Wasted Life - It Means Nuthin When You're Dead (Cover Artwork)
Staff Review

Wasted Life

It Means Nuthin When You're Dead (2011)

STP Records

Over the past 35 years or so, punk rock has evolved in a way that would have not been foreseeable at the time. There have been many genres, subgenres and returns to genres in that time to keep the overarching world of punk rock ticking along nicely enough to entice new recruits to the cause to keep things moving along as the years go by. Sometimes you hear a song which takes you back to a certain period of time in your life, to one of those early days and the memories it evokes can be as clear as if they had happened in the past few days. On other occasions you will hear a new song or band which manages to do exactly the same thing although without any particular references in your past to link them too directly. For me that certainly applies to Wasted Life.

As a youngster I was very much into what is now referred to as the "UK82" scene and lapped up a lot of the music that came out of the early '80s, before acquiring an interest in music from around the globe. Wasted Life immediately takes me back to those years as the band sound as if it has almost been transported from that era and gone through a minor update to reach the present day.

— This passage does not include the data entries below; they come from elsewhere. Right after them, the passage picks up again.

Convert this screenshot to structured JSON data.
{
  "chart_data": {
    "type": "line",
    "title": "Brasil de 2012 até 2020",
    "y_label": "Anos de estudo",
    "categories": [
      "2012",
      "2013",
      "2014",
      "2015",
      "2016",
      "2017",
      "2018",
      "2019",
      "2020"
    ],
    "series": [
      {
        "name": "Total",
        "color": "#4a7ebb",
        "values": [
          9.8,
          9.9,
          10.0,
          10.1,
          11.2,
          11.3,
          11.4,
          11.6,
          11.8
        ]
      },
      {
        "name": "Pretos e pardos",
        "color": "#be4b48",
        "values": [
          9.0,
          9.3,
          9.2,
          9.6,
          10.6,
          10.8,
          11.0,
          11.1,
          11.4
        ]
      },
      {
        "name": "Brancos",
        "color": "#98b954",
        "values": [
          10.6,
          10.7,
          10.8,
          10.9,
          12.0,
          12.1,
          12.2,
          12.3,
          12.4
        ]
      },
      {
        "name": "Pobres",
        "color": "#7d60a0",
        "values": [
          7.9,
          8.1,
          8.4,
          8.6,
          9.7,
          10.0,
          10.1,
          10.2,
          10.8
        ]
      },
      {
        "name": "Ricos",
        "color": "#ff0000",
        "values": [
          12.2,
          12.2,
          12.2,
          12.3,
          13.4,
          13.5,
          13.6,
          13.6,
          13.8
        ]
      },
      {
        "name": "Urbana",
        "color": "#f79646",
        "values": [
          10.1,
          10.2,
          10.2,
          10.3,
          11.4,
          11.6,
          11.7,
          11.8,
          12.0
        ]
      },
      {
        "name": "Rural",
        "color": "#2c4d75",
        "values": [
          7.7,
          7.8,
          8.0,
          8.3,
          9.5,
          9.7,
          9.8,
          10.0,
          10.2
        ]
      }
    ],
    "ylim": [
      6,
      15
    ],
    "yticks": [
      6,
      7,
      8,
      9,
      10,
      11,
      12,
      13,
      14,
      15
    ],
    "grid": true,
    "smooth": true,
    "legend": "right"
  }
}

There are obvious improvements from many of the bands that were encompassed by the whole UK82 banner, a sound that today often comes across as plodding and ponderous, and where things have moved on is through better musicianship (the bass playing on this record is one of the highlights of the release) and enhanced production values. However, there is no way of disguising the fact that the vocals of JJ immediately make me think of a lot of bands I heard back in those days, some of which would have featured on the various Oi! compilations but also with a quality that reminds me a bit of Carl Fisher from Blitz. His voice is a guttural bark, snapping away as the lyrics (which highlight that many of today's problems and issues are no different to those encountered during the UK82 era: workers being treated like dirt, decaying cities--in this case Stoke-on-Trent) and at first this really turned me off. However, gradually I became more accustomed to this element and it had quite a nostalgic effect on me, becoming something I enjoyed.

As the album plays through, there's no denying that it's a fairly generic offering which is blatantly not going to set the world alight. There is nothing new here nor does it inspire one to take up arms in the name of any cause. However, all that being said, there is something here that I find strangely, albeit temporarily I would say, appealing: perhaps it is that it makes me think back to the days when I was in school, as yet generally unaffected, personally, by the politics of the day although well aware of them, and when life was more carefree. The conclusion I arrived at is that this is purely a nostalgia trip and although I had some great times as a teenager, this album isn't going to provide me much entertainment in future months when I want something challenging, thought provoking or current, but for now it puts a smile on my face as I reminisce of the days gone by, and that's not a bad thing to have as it's brought me to where I am today.

I frequently mention bands that would fit in musically with the annual Fest event but here I'd be mightily surprised if this band isn't a regular name on the line up at the annual Rebellion event here in the U.K.--there is a massive retro feel to the band both in appearance and music.